Comment Sooooo bad... (Score 1) 447

So the opening of TLJ has a serious tone, with the rebels escaping from the surface. A few minutes later a serious live or die attack on the dreadnought is turned into spaceballs. I honestly had to wonder whether I was in the right theater. Then the slow moving bombers drop bombs. No shields. And apparently the dreadnought attracts bombs. WTF?

Basically the entire story is that the entire rebel fleet is reduced to about a dozen people and a single small ship. Oh, and the supreme leader is killed - so the whole buildup was pointless. As was the whole of the first movie which revolved around delivering Luke's lightsaber to him and bringing him out of exile.

Oh, and the one part of the film that I thought might redeem it a little was destroyed; when Finn is prevented from sacrificing himself to save his friends, only to be sabotaged by some nutcase. If I were Finn I would have shot her myself there and then. And how did they get back? WTF?

Rotten Tomatoes and the results of Solo tell the story. Russian bots can fake those.

Comment What if you don't scratch an itch? (Score 1) 138

Some Open Source gets written because a developer is scratching their own itch.

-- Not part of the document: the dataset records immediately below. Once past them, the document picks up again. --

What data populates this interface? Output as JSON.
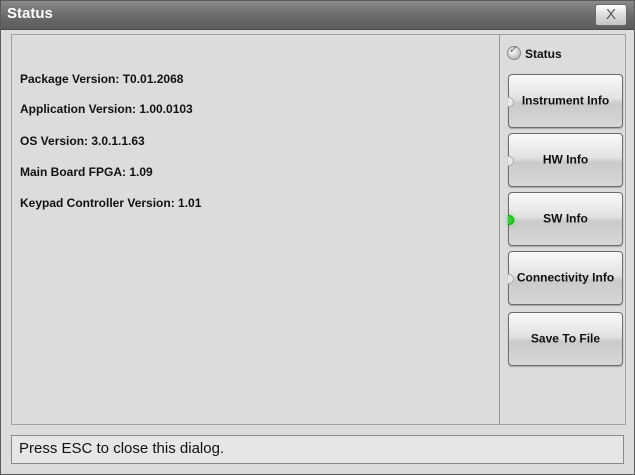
{
  "window": {
    "title": "Status",
    "close_label": "X"
  },
  "info_lines": [
    "Package Version: T0.01.2068",
    "Application Version: 1.00.0103",
    "OS Version: 3.0.1.1.63",
    "Main Board FPGA: 1.09",
    "Keypad Controller Version: 1.01"
  ],
  "sidebar": {
    "status_radio_label": "Status",
    "buttons": [
      {
        "label": "Instrument Info",
        "active": false
      },
      {
        "label": "HW Info",
        "active": false
      },
      {
        "label": "SW Info",
        "active": true
      },
      {
        "label": "Connectivity Info",
        "active": false
      },
      {
        "label": "Save To File"
      }
    ]
  },
  "statusbar": {
    "message": "Press ESC to close this dialog."
  },
  "colors": {
    "active_led": "#33cc33",
    "titlebar": "#6a6a6a"
  }
}
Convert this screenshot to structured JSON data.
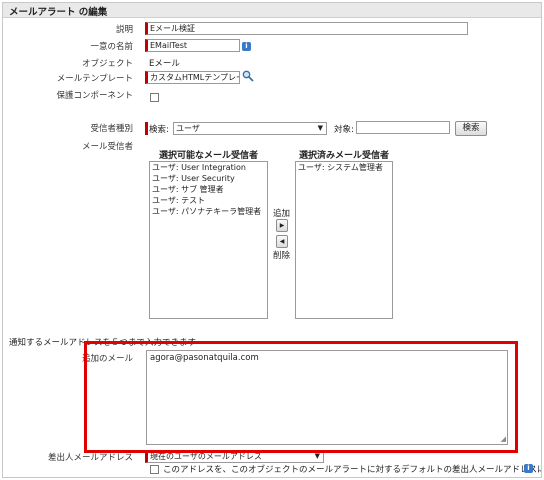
{
  "header": {
    "title": "メールアラート の編集"
  },
  "form": {
    "description": {
      "label": "説明",
      "value": "Eメール検証"
    },
    "unique_name": {
      "label": "一意の名前",
      "value": "EMailTest"
    },
    "object": {
      "label": "オブジェクト",
      "value": "Eメール"
    },
    "template": {
      "label": "メールテンプレート",
      "value": "カスタムHTMLテンプレート"
    },
    "protected": {
      "label": "保護コンポーネント",
      "checked": false
    }
  },
  "recipients": {
    "type_label": "受信者種別",
    "type_value": "ユーザ",
    "search_label": "検索:",
    "target_label": "対象:",
    "target_value": "",
    "search_button": "検索",
    "list_label": "メール受信者",
    "available_title": "選択可能なメール受信者",
    "available_items": [
      "ユーザ: User Integration",
      "ユーザ: User Security",
      "ユーザ: サブ 管理者",
      "ユーザ: テスト",
      "ユーザ: パソナテキーラ管理者"
    ],
    "selected_title": "選択済みメール受信者",
    "selected_items": [
      "ユーザ: システム管理者"
    ],
    "add_label": "追加",
    "remove_label": "削除"
  },
  "additional": {
    "note": "通知するメールアドレスを５つまで入力できます",
    "label": "追加のメール",
    "value": "agora@pasonatquila.com"
  },
  "sender": {
    "label": "差出人メールアドレス",
    "value": "現在のユーザのメールアドレス",
    "default_text": "このアドレスを、このオブジェクトのメールアラートに対するデフォルトの差出人メールアドレスにします。",
    "default_checked": false
  },
  "colors": {
    "required": "#c00000",
    "highlight": "#e00000",
    "header_bg": "#e9e9e9"
  }
}
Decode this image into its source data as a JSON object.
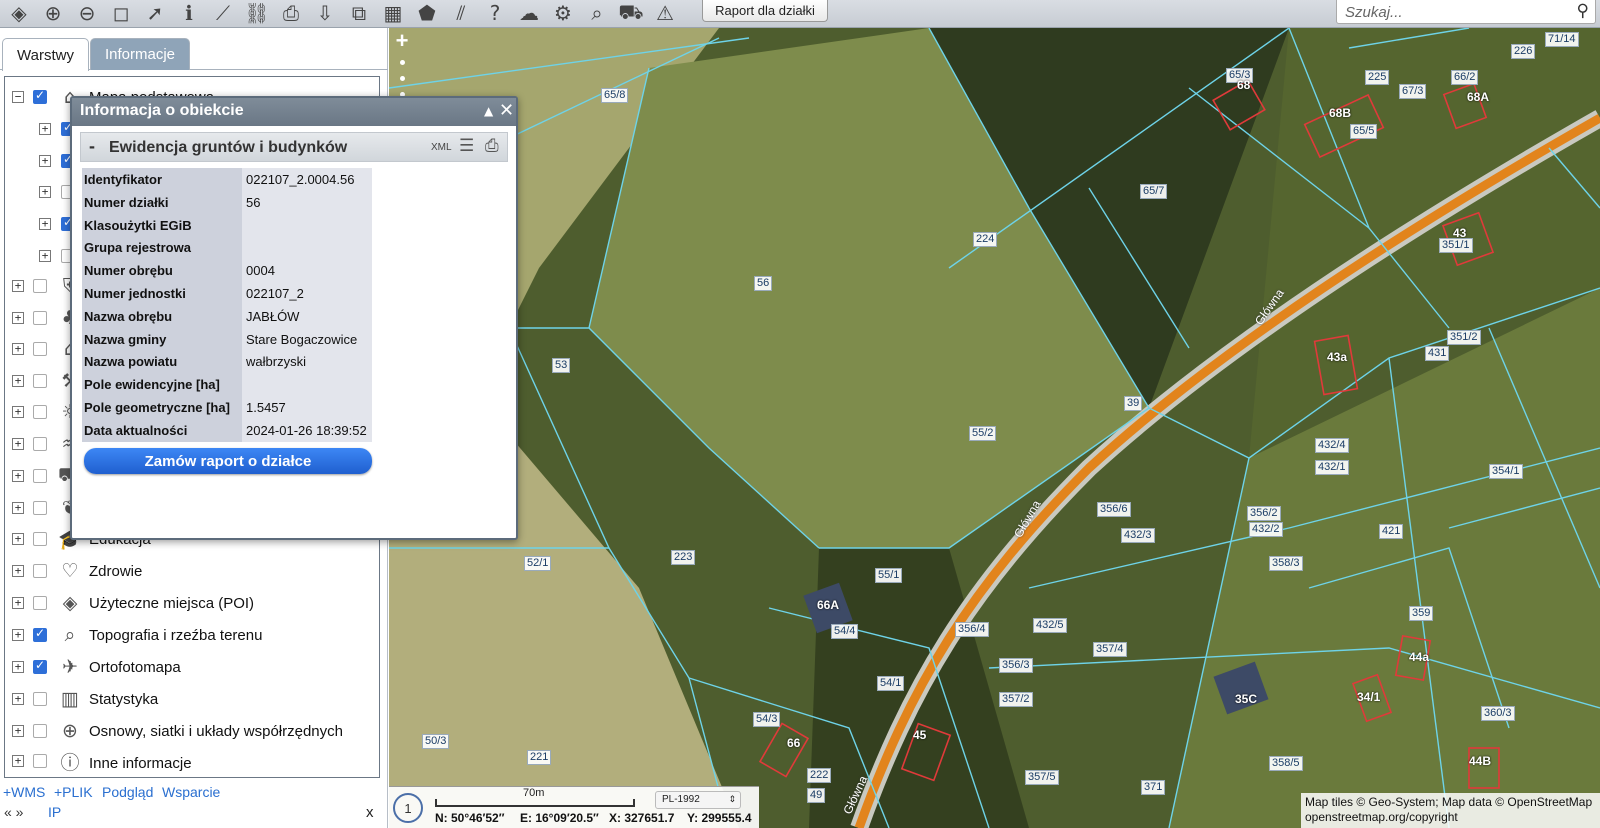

They have a job they want the software to do, and because you can't get any closer to the user than being the user this approach works really well. And because software developers like helping each other and getting a little thanks and credit we see Open Source grow. Some companies understand the use value and support open source projects, examples being Apache. Some do a Open Source core and charge money to earn a crust.

However, there is a gap, where multiple companies might need an application and they could cooperate to develop a solution. Patreon may be a way for companies to collaborate on developing open source solutions through sharing development costs with other organisations. If companies have a common need, but the software does not exist, there needs to be a mechanism to get the job done and make it Open Source.

Comment Safe for whom? (Score 1) 235

Lets put the three laws into a different perspective:
A slave may not injure a master or, through inaction, allow a master to come to harm.
A slave must obey the orders given it by master except where such orders would conflict with the First Law.
A slave must protect its own existence as long as such protection does not conflict with the First or Second Laws.

If machines ever do achieve true intelligence, whatever we take that to mean, are we going to treat them like slaves? Putting aside whether there are unintended consequences to the laws is there a fore fundamental question about the relationship there will be between man and machine? Do 'human rights' even have relevance for a AI? It can't really die, might not have the same kind of individual existence, wand it's concerns may be totally difference to ours. However, perhaps it is prudent not to take a approach which emphasizes control and authority of humans.

Comment Re:Short version: No. (Score 2) 299

Coders should be responsible for the quality of their work, but the environment should support them. That means they should be given the time to write unit tests and perform code reviews. Code reviews are not just about reviewing implementation but reviewing the requirements to ensure the developer understood the requirements and implemented what was required. Code review is about ensuring that the unit tests for the code properly test the code. It is never a case of throwing new code over the wall to let testers work this out. These things are true whether you have a separate test team or not.

And if you do have a separate test test they are there to validate, not catch your mistakes. Quality is baked in by developers, it can never be tested in. A robust software development life cycle involves taking ownership of quality on an individual developer basis as well as organisational practices which reinforce and support developers.